11. Juni 2009 00:00 | Autor: Marc | Keine Kommentare | Kategorie(n): Netzwerke, Sicherheit

Da die Verwendung von DNSSEC für die Root-Zone ja momentan heiß diskutiert wird, habe ich mir mal angesehen, wie ich denn meinem DNS-Resolver (BIND9) DNSSEC beibringe.

DNSSEC funktioniert, um es mal ganz grob zu umschreiben, mit zwei Schlüsselpaaren. Einem zone-signing-keypair (ZSK) und einem key-signing-keypair (KSK). Hiervon wird jeweils der öffentliche Schlüssel dem Resolver (aka Client) bekannt gemacht, indem dieser in das Zonefile auf einem DNS-Master integriert wird (hierzu später mehr).

Um das Ganze dann auch wirklich sicher zu machen, wird vom DNS-Resolver die trust-chain in der DNS-Hierarchie "nach oben" aufgelöst. So sucht der Resolver beim Auflösen einer DE-Domain nach den Schlüsseln für die Zone DE und danach für die Root-Zone "."

Klingt erstmal schlüssig. Nur sind weder DE-, noch Root-Zone mit entsprechenden Schlüsselpaaren signiert. Bis jetzt sind dies nur eine handvoll TLDs. Darunter .se, .pl, .gov, .museum und einige weitere. Um dennoch eine trust-chain zu schaffen, gibt es DLV (DNSSEC lookaside validation). Geht es in der normalen DNS-Hierarchie mit der trust-chain nicht weiter, versucht der DNS-Resolver per DLV einen trust-anchor zu finden.

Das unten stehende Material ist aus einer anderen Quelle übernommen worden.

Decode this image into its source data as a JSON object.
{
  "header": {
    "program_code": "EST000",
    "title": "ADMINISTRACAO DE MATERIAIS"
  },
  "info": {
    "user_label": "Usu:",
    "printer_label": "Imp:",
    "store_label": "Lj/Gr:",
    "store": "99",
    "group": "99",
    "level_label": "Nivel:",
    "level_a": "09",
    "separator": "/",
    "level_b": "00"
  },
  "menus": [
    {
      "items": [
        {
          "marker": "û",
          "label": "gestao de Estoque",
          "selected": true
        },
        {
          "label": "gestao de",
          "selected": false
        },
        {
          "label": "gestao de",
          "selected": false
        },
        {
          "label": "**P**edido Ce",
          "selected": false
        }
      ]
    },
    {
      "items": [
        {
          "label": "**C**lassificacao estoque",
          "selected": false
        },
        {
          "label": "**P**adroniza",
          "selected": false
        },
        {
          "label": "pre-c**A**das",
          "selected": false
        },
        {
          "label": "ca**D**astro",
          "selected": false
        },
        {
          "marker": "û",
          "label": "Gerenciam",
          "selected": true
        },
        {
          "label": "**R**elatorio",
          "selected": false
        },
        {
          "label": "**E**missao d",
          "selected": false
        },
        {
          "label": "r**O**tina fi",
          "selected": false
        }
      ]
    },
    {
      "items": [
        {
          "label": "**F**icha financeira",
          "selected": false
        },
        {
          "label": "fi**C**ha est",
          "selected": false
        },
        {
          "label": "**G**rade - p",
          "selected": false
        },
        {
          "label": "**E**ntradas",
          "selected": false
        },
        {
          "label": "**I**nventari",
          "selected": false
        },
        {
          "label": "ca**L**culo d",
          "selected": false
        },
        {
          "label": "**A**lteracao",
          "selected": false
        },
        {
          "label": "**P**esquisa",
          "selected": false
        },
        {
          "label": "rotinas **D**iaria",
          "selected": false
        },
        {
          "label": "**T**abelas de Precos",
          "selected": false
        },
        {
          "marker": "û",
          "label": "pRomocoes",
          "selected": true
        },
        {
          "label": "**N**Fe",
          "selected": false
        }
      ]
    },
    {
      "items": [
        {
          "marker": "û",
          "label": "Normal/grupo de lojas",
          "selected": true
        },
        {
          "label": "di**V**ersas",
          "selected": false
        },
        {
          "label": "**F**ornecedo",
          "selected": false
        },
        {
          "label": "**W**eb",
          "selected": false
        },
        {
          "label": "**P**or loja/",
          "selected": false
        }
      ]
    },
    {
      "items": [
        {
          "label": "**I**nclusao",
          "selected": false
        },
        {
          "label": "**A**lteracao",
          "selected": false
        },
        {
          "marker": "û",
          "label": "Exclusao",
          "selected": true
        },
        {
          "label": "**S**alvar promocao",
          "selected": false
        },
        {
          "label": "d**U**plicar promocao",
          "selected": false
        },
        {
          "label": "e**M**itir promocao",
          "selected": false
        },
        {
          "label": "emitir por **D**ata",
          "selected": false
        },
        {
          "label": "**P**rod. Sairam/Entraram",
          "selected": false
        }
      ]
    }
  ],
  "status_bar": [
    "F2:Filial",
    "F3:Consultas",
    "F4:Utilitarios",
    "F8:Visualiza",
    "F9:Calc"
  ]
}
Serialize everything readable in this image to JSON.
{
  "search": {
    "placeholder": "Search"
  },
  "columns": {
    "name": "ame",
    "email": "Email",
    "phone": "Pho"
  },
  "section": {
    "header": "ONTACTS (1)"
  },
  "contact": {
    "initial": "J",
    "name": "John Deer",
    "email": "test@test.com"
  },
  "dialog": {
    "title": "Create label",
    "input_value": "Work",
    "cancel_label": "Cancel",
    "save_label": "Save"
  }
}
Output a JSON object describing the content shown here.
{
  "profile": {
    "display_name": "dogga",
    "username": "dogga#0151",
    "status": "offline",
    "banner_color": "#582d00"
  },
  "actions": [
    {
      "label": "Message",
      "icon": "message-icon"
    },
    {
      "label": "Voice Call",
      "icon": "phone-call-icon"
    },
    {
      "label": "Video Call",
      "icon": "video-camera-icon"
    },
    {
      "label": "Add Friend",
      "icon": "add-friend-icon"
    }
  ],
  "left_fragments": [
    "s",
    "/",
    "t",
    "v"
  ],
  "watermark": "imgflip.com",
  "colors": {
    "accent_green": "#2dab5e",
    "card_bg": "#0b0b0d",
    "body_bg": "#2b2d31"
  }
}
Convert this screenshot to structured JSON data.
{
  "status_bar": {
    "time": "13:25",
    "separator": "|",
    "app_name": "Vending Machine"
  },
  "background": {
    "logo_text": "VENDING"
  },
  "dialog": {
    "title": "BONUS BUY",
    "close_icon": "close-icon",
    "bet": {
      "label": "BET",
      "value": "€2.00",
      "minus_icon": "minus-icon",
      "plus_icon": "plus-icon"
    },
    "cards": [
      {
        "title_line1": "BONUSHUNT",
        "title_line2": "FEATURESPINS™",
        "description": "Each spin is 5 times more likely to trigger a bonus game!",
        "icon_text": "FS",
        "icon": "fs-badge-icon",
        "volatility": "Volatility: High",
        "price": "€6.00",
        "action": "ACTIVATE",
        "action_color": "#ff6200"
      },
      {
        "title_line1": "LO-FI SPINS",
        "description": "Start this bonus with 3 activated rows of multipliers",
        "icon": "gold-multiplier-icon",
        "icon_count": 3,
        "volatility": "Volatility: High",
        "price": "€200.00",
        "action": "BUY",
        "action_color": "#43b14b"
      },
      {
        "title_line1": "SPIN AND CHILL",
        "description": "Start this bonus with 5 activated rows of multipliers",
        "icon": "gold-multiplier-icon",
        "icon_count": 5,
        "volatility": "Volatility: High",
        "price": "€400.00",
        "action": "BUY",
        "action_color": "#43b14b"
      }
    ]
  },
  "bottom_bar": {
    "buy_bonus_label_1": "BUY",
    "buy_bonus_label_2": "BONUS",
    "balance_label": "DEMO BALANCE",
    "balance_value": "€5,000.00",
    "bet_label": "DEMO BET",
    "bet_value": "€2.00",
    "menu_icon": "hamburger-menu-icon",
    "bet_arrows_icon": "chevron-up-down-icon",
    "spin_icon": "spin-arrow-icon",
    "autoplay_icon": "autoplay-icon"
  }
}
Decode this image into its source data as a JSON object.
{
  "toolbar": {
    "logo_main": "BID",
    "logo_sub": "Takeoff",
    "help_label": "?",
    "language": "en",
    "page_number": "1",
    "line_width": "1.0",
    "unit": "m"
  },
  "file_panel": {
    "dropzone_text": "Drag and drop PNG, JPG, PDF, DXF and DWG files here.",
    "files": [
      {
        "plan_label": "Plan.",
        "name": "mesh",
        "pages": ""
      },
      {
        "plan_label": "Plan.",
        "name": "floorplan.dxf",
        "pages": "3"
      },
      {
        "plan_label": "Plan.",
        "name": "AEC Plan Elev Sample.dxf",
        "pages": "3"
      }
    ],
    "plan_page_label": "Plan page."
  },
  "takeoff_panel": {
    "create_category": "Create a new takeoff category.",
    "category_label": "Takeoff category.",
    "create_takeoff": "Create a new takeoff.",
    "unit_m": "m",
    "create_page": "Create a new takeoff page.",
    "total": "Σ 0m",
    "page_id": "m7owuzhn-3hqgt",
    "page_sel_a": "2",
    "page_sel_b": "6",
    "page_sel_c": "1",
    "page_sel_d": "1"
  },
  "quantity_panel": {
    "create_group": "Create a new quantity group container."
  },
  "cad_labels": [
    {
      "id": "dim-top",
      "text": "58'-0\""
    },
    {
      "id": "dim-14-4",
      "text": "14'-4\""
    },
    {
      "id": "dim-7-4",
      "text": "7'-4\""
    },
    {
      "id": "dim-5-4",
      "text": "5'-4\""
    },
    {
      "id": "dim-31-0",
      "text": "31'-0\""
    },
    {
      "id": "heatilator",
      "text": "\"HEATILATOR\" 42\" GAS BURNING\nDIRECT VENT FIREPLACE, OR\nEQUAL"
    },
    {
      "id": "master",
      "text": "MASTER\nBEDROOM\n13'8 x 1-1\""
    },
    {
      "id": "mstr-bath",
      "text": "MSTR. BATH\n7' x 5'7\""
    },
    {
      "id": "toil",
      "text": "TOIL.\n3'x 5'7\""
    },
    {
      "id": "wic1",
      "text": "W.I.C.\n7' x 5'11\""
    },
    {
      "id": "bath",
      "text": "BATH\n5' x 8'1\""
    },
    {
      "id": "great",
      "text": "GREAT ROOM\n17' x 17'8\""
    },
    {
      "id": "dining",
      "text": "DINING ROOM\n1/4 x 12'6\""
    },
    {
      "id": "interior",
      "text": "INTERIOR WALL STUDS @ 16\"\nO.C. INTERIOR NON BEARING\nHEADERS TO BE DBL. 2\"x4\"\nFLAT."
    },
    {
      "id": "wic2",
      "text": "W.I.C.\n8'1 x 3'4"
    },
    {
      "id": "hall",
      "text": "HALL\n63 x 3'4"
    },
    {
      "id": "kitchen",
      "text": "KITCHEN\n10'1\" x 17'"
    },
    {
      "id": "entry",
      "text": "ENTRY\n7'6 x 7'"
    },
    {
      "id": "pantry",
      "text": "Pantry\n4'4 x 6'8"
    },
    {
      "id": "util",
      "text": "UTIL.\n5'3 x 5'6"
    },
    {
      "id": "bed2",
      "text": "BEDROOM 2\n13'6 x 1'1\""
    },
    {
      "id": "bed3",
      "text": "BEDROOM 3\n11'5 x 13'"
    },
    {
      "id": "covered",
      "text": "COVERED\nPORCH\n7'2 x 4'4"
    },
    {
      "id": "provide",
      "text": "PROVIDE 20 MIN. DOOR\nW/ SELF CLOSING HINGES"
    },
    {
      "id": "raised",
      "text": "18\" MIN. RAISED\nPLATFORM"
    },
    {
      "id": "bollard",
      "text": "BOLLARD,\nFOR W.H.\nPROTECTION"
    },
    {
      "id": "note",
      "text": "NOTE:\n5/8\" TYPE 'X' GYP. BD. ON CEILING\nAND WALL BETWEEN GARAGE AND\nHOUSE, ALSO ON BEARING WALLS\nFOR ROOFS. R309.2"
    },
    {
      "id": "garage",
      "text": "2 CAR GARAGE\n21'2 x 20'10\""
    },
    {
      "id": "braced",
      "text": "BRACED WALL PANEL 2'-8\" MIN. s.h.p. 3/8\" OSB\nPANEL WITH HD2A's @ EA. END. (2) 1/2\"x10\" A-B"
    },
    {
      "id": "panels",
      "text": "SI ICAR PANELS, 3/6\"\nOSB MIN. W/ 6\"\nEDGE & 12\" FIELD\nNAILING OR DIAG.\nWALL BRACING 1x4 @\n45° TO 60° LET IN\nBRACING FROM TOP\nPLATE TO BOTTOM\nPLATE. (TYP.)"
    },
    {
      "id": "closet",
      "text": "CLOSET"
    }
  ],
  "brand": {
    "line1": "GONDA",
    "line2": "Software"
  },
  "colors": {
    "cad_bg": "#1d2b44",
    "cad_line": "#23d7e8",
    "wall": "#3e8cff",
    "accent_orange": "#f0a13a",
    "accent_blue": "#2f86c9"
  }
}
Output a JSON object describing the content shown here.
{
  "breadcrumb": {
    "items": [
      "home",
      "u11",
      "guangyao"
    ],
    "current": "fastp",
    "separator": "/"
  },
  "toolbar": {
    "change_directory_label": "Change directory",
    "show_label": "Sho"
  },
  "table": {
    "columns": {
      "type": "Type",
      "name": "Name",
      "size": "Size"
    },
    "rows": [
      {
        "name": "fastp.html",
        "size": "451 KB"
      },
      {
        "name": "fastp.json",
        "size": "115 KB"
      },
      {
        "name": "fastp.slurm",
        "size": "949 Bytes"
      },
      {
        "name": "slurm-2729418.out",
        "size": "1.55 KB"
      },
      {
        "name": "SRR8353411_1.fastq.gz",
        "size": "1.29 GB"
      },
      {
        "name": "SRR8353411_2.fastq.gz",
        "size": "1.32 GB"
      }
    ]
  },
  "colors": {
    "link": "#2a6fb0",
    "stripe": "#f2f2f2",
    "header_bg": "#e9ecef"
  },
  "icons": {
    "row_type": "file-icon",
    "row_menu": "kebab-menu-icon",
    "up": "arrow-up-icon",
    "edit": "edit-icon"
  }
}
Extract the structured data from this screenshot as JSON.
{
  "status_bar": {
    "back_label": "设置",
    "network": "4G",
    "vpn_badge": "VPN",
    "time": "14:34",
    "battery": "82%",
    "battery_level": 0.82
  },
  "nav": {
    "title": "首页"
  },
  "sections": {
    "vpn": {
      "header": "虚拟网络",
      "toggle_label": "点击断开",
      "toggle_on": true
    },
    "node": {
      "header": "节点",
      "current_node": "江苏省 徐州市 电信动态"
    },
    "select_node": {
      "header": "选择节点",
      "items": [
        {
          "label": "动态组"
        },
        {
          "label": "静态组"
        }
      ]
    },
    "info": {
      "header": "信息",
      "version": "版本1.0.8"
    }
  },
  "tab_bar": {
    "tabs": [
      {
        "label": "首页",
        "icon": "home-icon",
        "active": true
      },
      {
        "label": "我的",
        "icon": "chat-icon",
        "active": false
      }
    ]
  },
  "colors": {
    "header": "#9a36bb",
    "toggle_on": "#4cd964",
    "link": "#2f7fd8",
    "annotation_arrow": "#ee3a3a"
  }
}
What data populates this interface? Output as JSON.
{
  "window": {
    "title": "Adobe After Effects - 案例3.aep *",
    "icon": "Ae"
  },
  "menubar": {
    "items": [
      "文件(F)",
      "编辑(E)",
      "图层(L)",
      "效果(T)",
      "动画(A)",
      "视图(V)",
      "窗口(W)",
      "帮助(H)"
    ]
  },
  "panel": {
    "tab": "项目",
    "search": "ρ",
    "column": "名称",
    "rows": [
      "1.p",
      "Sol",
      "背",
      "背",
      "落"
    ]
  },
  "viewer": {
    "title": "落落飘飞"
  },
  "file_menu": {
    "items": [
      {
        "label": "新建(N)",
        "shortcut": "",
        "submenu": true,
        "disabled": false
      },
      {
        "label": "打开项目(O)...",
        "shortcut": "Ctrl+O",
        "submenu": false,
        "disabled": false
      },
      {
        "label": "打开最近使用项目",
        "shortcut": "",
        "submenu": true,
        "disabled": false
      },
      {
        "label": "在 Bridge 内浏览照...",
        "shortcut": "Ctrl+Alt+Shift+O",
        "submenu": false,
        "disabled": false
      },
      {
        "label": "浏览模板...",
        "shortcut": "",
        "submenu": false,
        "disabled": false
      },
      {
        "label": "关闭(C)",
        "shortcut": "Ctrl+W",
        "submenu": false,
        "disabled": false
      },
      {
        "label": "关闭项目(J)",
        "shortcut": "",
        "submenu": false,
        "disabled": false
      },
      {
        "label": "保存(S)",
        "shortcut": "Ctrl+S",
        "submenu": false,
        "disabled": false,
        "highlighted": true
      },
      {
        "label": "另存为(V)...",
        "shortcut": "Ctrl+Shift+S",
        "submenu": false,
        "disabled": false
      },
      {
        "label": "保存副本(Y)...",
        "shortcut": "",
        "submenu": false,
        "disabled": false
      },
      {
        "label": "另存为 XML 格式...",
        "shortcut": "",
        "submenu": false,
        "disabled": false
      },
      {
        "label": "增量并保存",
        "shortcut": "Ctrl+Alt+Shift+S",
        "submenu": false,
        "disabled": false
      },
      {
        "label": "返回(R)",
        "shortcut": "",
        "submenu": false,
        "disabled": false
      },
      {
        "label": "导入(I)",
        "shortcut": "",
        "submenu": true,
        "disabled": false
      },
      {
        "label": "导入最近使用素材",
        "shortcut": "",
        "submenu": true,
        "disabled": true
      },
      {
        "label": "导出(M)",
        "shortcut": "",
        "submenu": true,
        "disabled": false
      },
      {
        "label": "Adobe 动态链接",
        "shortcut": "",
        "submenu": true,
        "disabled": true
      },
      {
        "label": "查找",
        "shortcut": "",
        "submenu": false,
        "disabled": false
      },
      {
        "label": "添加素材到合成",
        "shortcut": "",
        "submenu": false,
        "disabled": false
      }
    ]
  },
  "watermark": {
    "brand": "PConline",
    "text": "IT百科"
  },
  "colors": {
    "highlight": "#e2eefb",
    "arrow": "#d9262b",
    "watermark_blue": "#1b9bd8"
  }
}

In BIND9 (ab Version 9.3.3) wird das Ganze dann folgendermaßen implementiert (Dateinamen entsprechen Debian-Standardkonfiguration):

Zunächst den public key der ISC herunterladen, ggf. per wget. Ich habe diesen Key dann übersichtshalber in die Datei /etc/bind/named.conf.keys gespeichert. In der /etc/bind/named.conf.options werden dann folgende Zeilen hinzugefügt:
dnssec-enable yes;
dnssec-validation yes;
dnssec-lookaside . trust-anchor dlv.isc.org.;

Natürlich muss dem BIND noch der public key der ISC bekannt gemacht werden. Und zwar durch folgende Zeile in der /etc/bind/named.conf:
include "/etc/namedb/named.conf.keys";

Nach einem BIND-restart kann nun per dig +dnssec iks-jena.de soa, bzw. dig iks-jena.de soa getestet werden, ob der Resolver DNSSEC spricht. Wird dig die Option +dnssec mitgegeben, sollten RRSIG-resource records ausgegeben werden.